On 4/2/26 06:00, Alexander Lakhin wrote:
> Hello Tom and Tomas,
>
> 01.04.2026 23:20, Tom Lane wrote:
>> Alexander Lakhin <exclusion@gmail.com> writes:
>>> I think this can explain slow CommitTransactionCommand() and why it
>>> happens not every time. Regarding other animals, I guess they can
>>> experience the same bumps but not exceeding 5 seconds (50 tries). Thus,
>>> from my understanding, for the failure to happen, we need to have slow
>>> storage and initialize_worker_spi() -> CommitTransactionCommand() reaching
>>> XLogFileClose().
>> So, it remains not very clear why only widowbird is showing this
>> failure, but I think we can safely take away the bottom-line
>> conclusion that hard-wiring a maximum wait of 5s in
>> CountOtherDBBackends() was not a great idea.
>
> There also were two failures from jay: [1], [2], but yes, widowbird is
> getting more and more consistent in that aspect: [3], probably because
> of the storage (SD card?) degradation.
>
Jay is a regular machine, 2-core VM hosted at a university, so not very
powerful but was running for years just fine and seems to be healthy.

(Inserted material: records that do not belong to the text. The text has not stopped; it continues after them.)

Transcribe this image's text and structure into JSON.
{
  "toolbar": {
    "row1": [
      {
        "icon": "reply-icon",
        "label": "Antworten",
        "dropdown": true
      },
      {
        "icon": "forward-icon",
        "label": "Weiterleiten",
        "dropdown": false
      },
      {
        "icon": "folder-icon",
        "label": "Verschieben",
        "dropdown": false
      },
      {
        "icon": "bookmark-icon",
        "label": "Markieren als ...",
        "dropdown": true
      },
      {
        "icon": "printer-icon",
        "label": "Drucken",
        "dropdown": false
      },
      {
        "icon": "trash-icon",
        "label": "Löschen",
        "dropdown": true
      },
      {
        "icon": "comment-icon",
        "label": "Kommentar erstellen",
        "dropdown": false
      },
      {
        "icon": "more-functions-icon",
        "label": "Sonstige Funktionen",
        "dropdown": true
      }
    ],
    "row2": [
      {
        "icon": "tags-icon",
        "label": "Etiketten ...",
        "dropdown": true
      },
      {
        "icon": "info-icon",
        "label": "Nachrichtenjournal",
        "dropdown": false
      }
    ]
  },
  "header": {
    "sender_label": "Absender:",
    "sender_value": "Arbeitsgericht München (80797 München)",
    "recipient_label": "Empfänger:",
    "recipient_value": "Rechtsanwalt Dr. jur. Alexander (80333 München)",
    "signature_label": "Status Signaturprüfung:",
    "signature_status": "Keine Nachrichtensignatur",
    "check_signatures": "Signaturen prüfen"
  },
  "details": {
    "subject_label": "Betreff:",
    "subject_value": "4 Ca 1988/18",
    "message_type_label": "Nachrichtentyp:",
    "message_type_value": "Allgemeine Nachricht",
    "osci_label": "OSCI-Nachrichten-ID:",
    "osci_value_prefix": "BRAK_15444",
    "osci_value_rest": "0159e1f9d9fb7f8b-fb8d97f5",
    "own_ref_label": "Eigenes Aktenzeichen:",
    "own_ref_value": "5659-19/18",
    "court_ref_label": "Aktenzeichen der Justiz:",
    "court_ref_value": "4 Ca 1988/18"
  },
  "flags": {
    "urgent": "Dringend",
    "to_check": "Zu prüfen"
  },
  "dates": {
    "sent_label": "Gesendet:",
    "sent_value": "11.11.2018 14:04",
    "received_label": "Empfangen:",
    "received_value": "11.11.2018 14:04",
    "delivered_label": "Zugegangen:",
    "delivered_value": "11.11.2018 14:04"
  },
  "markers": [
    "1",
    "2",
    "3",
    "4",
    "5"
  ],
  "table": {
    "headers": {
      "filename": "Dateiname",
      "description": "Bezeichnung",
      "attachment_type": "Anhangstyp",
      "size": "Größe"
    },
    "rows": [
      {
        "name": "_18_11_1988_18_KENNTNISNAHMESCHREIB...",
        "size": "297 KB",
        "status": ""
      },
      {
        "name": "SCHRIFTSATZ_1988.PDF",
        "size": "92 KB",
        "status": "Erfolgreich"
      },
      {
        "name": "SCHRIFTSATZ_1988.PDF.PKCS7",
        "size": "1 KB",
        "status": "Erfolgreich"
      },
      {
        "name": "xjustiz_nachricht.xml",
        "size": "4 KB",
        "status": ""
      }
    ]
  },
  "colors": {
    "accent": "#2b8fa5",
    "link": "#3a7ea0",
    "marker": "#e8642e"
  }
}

> Tomas, maybe you could check if the write speed is more or less acceptable
> there?
>
Will do. I'll wait for the tests to complete on widowbird, and will do
some testing on the storage (it's running from a flash drive, not SD
card, and I saw stuff in dmesg when it was dying in the past - but now
it's clean).
regards
--
Tomas Vondra